En Europe, 10 genres de palmiers sont connus comme plantes hôtes : Brahea, Butia, Chamaerops humilis, Livistona, Phoenix, Sabal, Syagrus, Trachycarpus, Trithrinax et Washingtonia.

Ce papillon a été repéré en Espagne, dans les régions de Valence et de Catalogne, et en France en PACA et Languedoc-Roussillon. Sa présence a été confirmée dans certaines pépinières italiennes, et plus récemment dans un jardin privé de la côte du Sussex au Royaume-Uni.

En 2001 dans le Var, 3 foyers ont été identifiés, à Six-Fours, Cavalaire et Hyères. Depuis il y a une forte probabilité que le papillon se soit étendu à d’autres zones, soit par dispersion à partir des foyers d’origine, soit plus grave par achat de palmiers contaminés. Les plus pessimistes dénombrent quelques milliers de palmiers atteints sur la côte méditerranéenne, mais un recensement exhaustif est impossible.

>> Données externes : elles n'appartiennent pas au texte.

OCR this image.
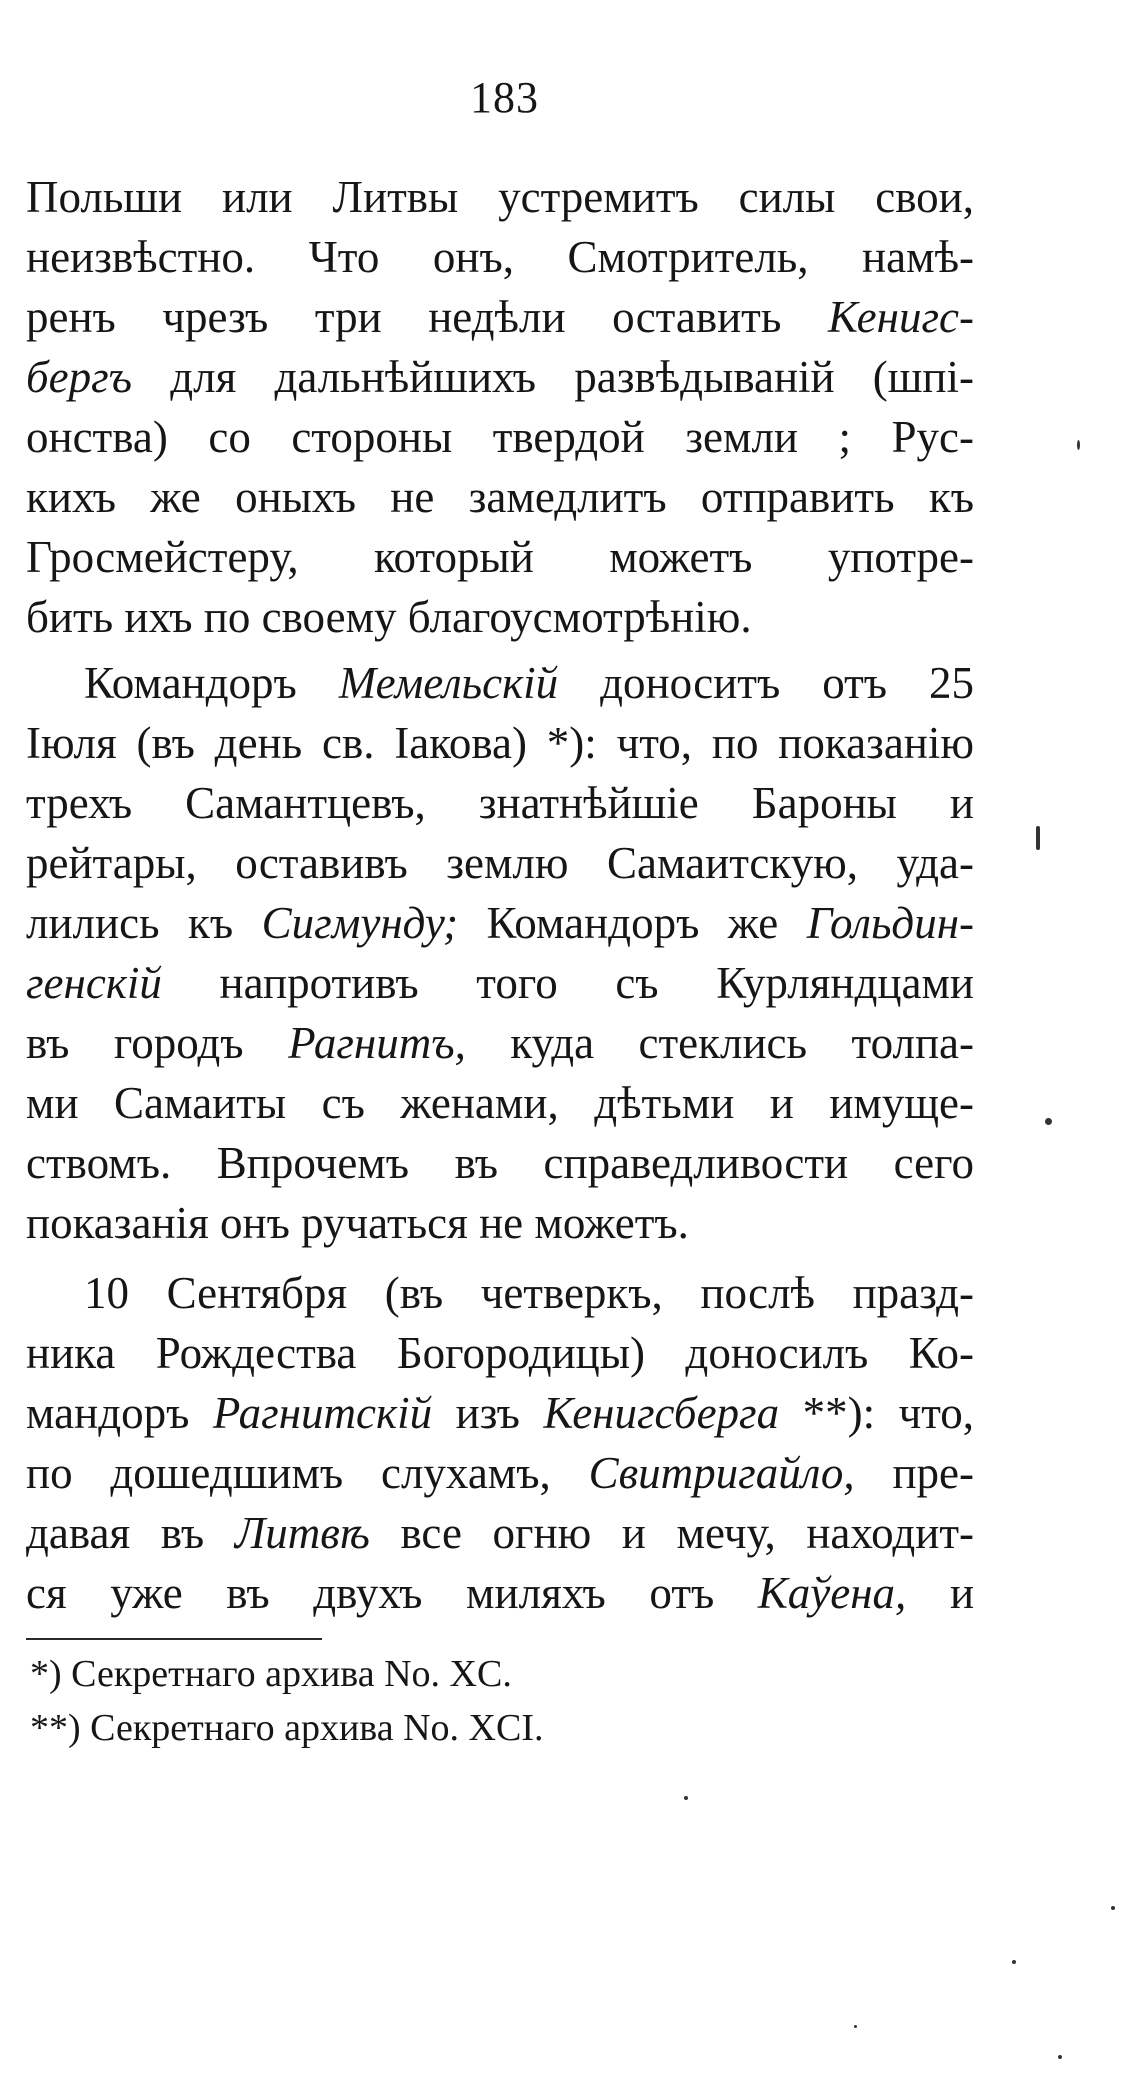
183
Польши или Литвы устремитъ силы свои,
неизвѣстно. Что онъ, Смотритель, намѣ-
ренъ чрезъ три недѣли оставить Кенигс-
бергъ для дальнѣйшихъ развѣдыванiй (шпi-
онства) со стороны твердой земли ; Рус-
кихъ же оныхъ не замедлитъ отправить къ
Гросмейстеру, который можетъ употре-
бить ихъ по своему благоусмотрѣнiю.
Командоръ Мемельскiй доноситъ отъ 25
Iюля (въ день св. Iакова) *): что, по показанiю
трехъ Самантцевъ, знатнѣйшiе Бароны и
рейтары, оставивъ землю Самаитскую, уда-
лились къ Сигмунду; Командоръ же Гольдин-
генскiй напротивъ того съ Курляндцами
въ городъ Рагнитъ, куда стеклись толпа-
ми Самаиты съ женами, дѣтьми и имуще-
ствомъ. Впрочемъ въ справедливости сего
показанiя онъ ручаться не можетъ.
10 Сентября (въ четверкъ, послѣ празд-
ника Рождества Богородицы) доносилъ Ко-
мандоръ Рагнитскiй изъ Кенигсберга **): что,
по дошедшимъ слухамъ, Свитригайло, пре-
давая въ Литвѣ все огню и мечу, находит-
ся уже въ двухъ миляхъ отъ Каўена, и
*) Секретнаго архива No. XC.
**) Секретнаго архива No. XCI.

Cycle biologique : la larve pénètre dans le palmier par l’intermédiaire du rachis de la feuille, soit directement par le stipe. La chenille blanchâtre se développe ensuite dans le stipe. C’est une chenille de grande taille, entre 55 et 70 mm de long, et un palmier peut en contenir plusieurs. Elle dévore la cellulose qui unit les fibres. Le froid hivernal dans les régions infestées semble trop faible pour entraîner la mort des chenilles tous les hivers. La chenille dévore l’intérieur du stipe. A la fin de son évolution, elle se dirige à l’aisselle d’une palme, où elle forme un cocon et se transforme en chrysalide. Un gros papillon de 100 mm d’envergure s’en échappera pour aller pondre sur d’autres palmiers. Il a une durée de vie de 1 à 3 ans.

Dans le Var, des observations ont montré que la période des vols s’étalait entre début juin et fin août, avec un pic en juillet. Une femelle peut pondre entre 110 et 130 oeufs. La totalité du cycle s’étale sur 11 mois. Ses ailes antérieures sont vert olive, ses ailes postérieures sont vivement colorées de taches blanches et noires sur fond rouge orangé. Le papillon vole à environ 1,5 m au dessus des palmiers.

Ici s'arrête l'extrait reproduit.